A group photo of Rodney Harrison and colleagues from the UNESCO International Centre for Interpretation and Presentation of World Heritage Sites (WHIPIC)

Rodney Harrison has been invited by the South Korean government to speak at a symposium on 16 May which will launch their new integrated natural, tangible and intangible cultural heritage system, in advance of the inauguration of their new Framework Act on National Heritage which comes into force on 17 May which will underpin it.

Rodney will speak on his experience working with the Council of Europe on their new L.I.N.K.E.D. - Guiding principles for an integrated approach to culture, nature and landscape management, launched earlier this year, alongside his work on the Heritage Futures research programme and the follow-on-funding for impact and engagement project Landscape Futures and the Challenge of Change: Towards Integrated Cultural/Natural Heritage Decision Making which calls for such an approach in the light of the climate emergency.
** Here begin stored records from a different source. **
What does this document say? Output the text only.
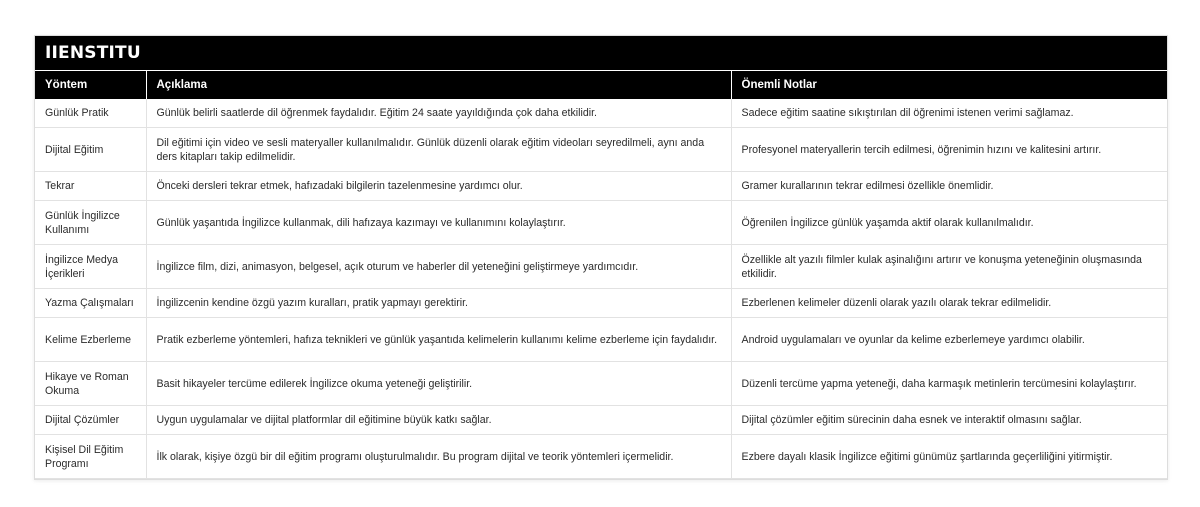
IIENSTITU
Yöntem	Açıklama	Önemli Notlar
Günlük Pratik	Günlük belirli saatlerde dil öğrenmek faydalıdır. Eğitim 24 saate yayıldığında çok daha etkilidir.	Sadece eğitim saatine sıkıştırılan dil öğrenimi istenen verimi sağlamaz.
Dijital Eğitim	Dil eğitimi için video ve sesli materyaller kullanılmalıdır. Günlük düzenli olarak eğitim videoları seyredilmeli, aynı anda ders kitapları takip edilmelidir.	Profesyonel materyallerin tercih edilmesi, öğrenimin hızını ve kalitesini artırır.
Tekrar	Önceki dersleri tekrar etmek, hafızadaki bilgilerin tazelenmesine yardımcı olur.	Gramer kurallarının tekrar edilmesi özellikle önemlidir.
Günlük İngilizce Kullanımı	Günlük yaşantıda İngilizce kullanmak, dili hafızaya kazımayı ve kullanımını kolaylaştırır.	Öğrenilen İngilizce günlük yaşamda aktif olarak kullanılmalıdır.
İngilizce Medya İçerikleri	İngilizce film, dizi, animasyon, belgesel, açık oturum ve haberler dil yeteneğini geliştirmeye yardımcıdır.	Özellikle alt yazılı filmler kulak aşinalığını artırır ve konuşma yeteneğinin oluşmasında etkilidir.
Yazma Çalışmaları	İngilizcenin kendine özgü yazım kuralları, pratik yapmayı gerektirir.	Ezberlenen kelimeler düzenli olarak yazılı olarak tekrar edilmelidir.
Kelime Ezberleme	Pratik ezberleme yöntemleri, hafıza teknikleri ve günlük yaşantıda kelimelerin kullanımı kelime ezberleme için faydalıdır.	Android uygulamaları ve oyunlar da kelime ezberlemeye yardımcı olabilir.
Hikaye ve Roman Okuma	Basit hikayeler tercüme edilerek İngilizce okuma yeteneği geliştirilir.	Düzenli tercüme yapma yeteneği, daha karmaşık metinlerin tercümesini kolaylaştırır.
Dijital Çözümler	Uygun uygulamalar ve dijital platformlar dil eğitimine büyük katkı sağlar.	Dijital çözümler eğitim sürecinin daha esnek ve interaktif olmasını sağlar.
Kişisel Dil Eğitim Programı	İlk olarak, kişiye özgü bir dil eğitim programı oluşturulmalıdır. Bu program dijital ve teorik yöntemleri içermelidir.	Ezbere dayalı klasik İngilizce eğitimi günümüz şartlarında geçerliliğini yitirmiştir.
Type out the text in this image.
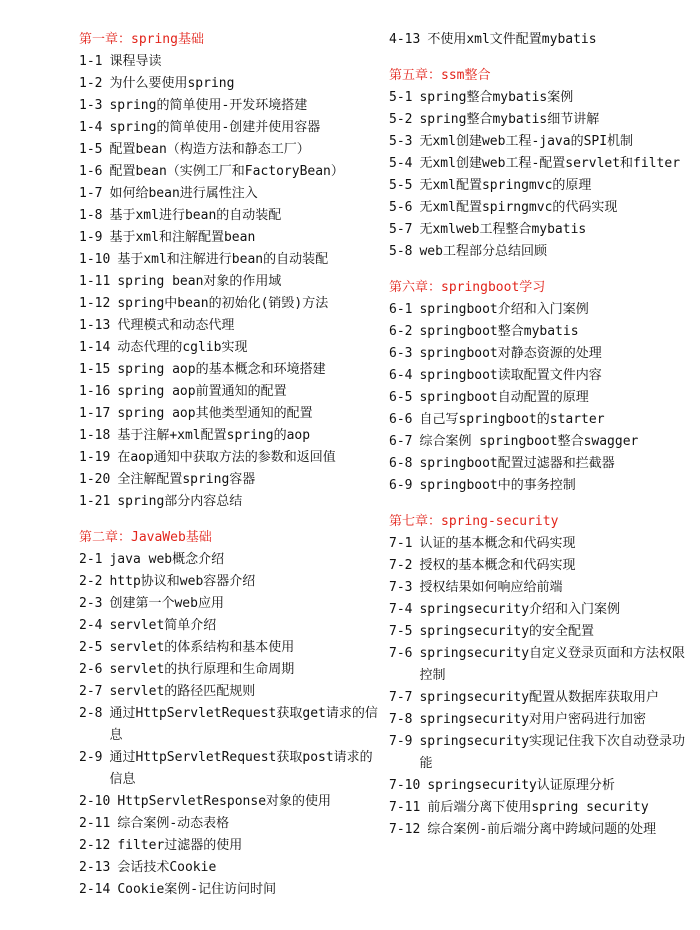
第一章：spring基础
1-1 课程导读
1-2 为什么要使用spring
1-3 spring的简单使用-开发环境搭建
1-4 spring的简单使用-创建并使用容器
1-5 配置bean（构造方法和静态工厂）
1-6 配置bean（实例工厂和FactoryBean）
1-7 如何给bean进行属性注入
1-8 基于xml进行bean的自动装配
1-9 基于xml和注解配置bean
1-10 基于xml和注解进行bean的自动装配
1-11 spring bean对象的作用域
1-12 spring中bean的初始化(销毁)方法
1-13 代理模式和动态代理
1-14 动态代理的cglib实现
1-15 spring aop的基本概念和环境搭建
1-16 spring aop前置通知的配置
1-17 spring aop其他类型通知的配置
1-18 基于注解+xml配置spring的aop
1-19 在aop通知中获取方法的参数和返回值
1-20 全注解配置spring容器
1-21 spring部分内容总结
第二章：JavaWeb基础
2-1 java web概念介绍
2-2 http协议和web容器介绍
2-3 创建第一个web应用
2-4 servlet简单介绍
2-5 servlet的体系结构和基本使用
2-6 servlet的执行原理和生命周期
2-7 servlet的路径匹配规则
2-8 通过HttpServletRequest获取get请求的信息
2-9 通过HttpServletRequest获取post请求的信息
2-10 HttpServletResponse对象的使用
2-11 综合案例-动态表格
2-12 filter过滤器的使用
2-13 会话技术Cookie
2-14 Cookie案例-记住访问时间
4-13 不使用xml文件配置mybatis
第五章：ssm整合
5-1 spring整合mybatis案例
5-2 spring整合mybatis细节讲解
5-3 无xml创建web工程-java的SPI机制
5-4 无xml创建web工程-配置servlet和filter
5-5 无xml配置springmvc的原理
5-6 无xml配置spirngmvc的代码实现
5-7 无xmlweb工程整合mybatis
5-8 web工程部分总结回顾
第六章：springboot学习
6-1 springboot介绍和入门案例
6-2 springboot整合mybatis
6-3 springboot对静态资源的处理
6-4 springboot读取配置文件内容
6-5 springboot自动配置的原理
6-6 自己写springboot的starter
6-7 综合案例 springboot整合swagger
6-8 springboot配置过滤器和拦截器
6-9 springboot中的事务控制
第七章：spring-security
7-1 认证的基本概念和代码实现
7-2 授权的基本概念和代码实现
7-3 授权结果如何响应给前端
7-4 springsecurity介绍和入门案例
7-5 springsecurity的安全配置
7-6 springsecurity自定义登录页面和方法权限控制
7-7 springsecurity配置从数据库获取用户
7-8 springsecurity对用户密码进行加密
7-9 springsecurity实现记住我下次自动登录功能
7-10 springsecurity认证原理分析
7-11 前后端分离下使用spring security
7-12 综合案例-前后端分离中跨域问题的处理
While in South Korea, Rodney will also visit and speak at events hosted by the UNESCO International Centre for Interpretation and Presentation of World Heritage Sites (WHIPIC) and National Intangible Cultural Heritage Centre (NICHC), and will participate in an event at the National Museum of Modern and Contemporary Art (MMCA) in Seoul on 24 May to launch the Korean language edition of his co-edited book Reimagining Museums for Climate Action.

According to Rodney:

The inter-related problems of biodiversity loss, climate change, species extinction, pollution, racism, inequality, conflict and the overall degradation of the earth’s ecosystems have a profound global impact on the quality of human and non-human life and require the widest possible cooperation. It is only through taking an integrated, holistic and cross-sectoral approach to heritage based on an understanding of natural diversity, cultural diversity and climate as inter-related and understood in context, that we will be able to address the crises which equally threaten the cultural and natural environment, and both tangible and intangible cultural heritage alike.”